Data managers need to collaborate with subject specialists, researchers, and tool developers to define the requirements of specific data curation projects. Researchers, as data producers and consumers, can contribute to metadata creation by indicating what elements are valuable and for what purposes. Researcherscan also supply additional information that can be used in completing metadata records.
Tasks such as file format identification, provenance capture, and entity extraction need to be automated. Existing tools, such as the JSTOR/Harvard Object Validation Environment (JHOVE, http://jhove.sourceforge.net/), MIME Type Detection Utility (mime-util, http://sourceforge.net/projects/mime-util), or Internet Assigned Number Authority’s MIME Media Types (IANA, http://www.iana.org/assignments/media-types) can be used to automate identification of technical metadata, including file formats. Tools such as GeoServer (http://geoserver.org/display/GEOS/Welcome) can provide access to specific metadata within certain formats, such as shapefiles, and automate the extraction of bounding coordinates and other geospatial information. Researcher identification registries such as ORCID (http://orcid.org/) may help mitigate some of the challenges of finding up-to-date information about data set contributors that the encoders encountered in Phase I.
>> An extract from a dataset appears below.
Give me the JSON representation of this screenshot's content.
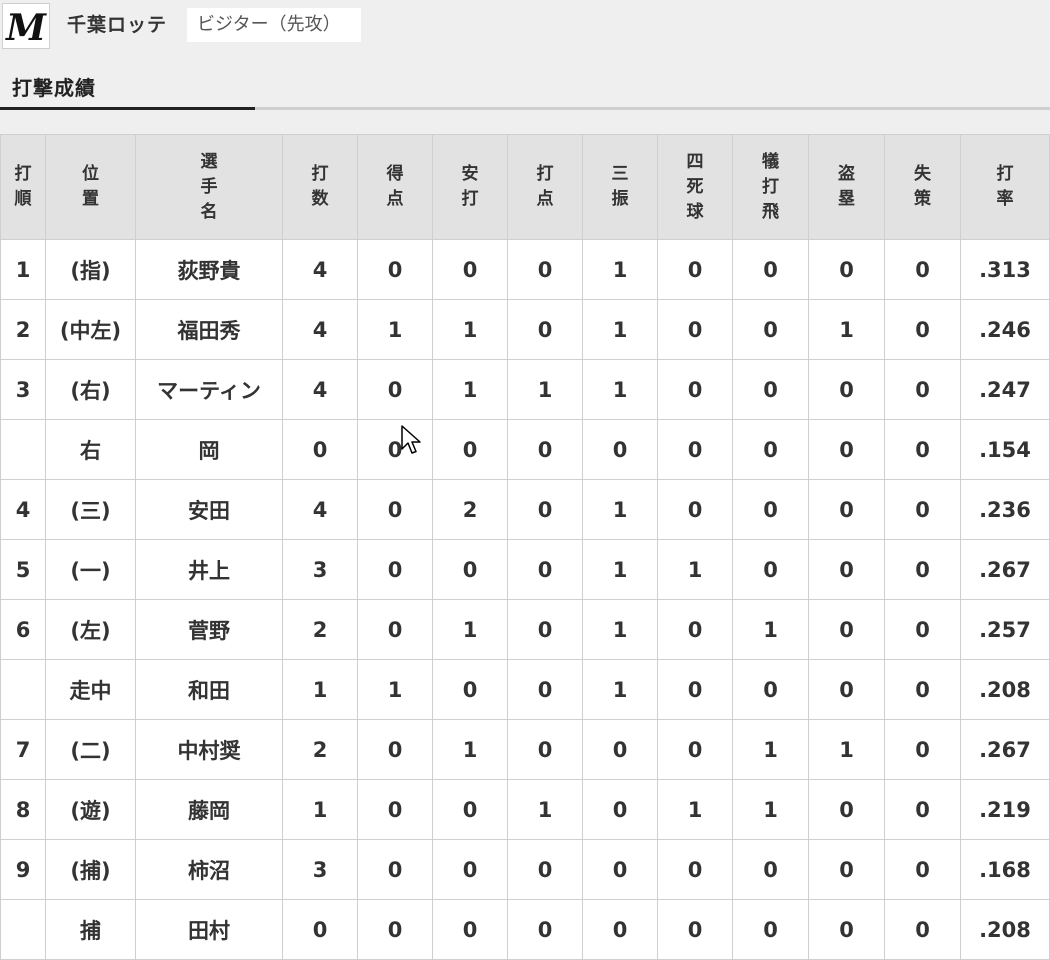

Librarians and data managers can contribute to automation by providing system and user requirements, identifying a minimal set of metadata elements, and encouraging other partners to become involved in data sharing initiatives.
At the beginning of a legacy data curation project, data managers may also want to make the decision-making explicit by prioritizing which datasets should be curated and what user needs should guide curation.
In the future, we plan to enhance the CAPP framework by benchmarking other processes of metadata creation, such as the usability and effectiveness of certain tools and workflows, the impact of collaborations on metadata creation, and the effects of domain orientation or interdisciplinarity on the effectiveness and completeness of metadata. At its current early stage, CAPP framework is a proposition that needs to be developed into a rich research agenda. We hope that our framework will be considered by the Dublin Core community for further development, testing, improvement, and eventual incorporation into the set of best practices for metadata creation.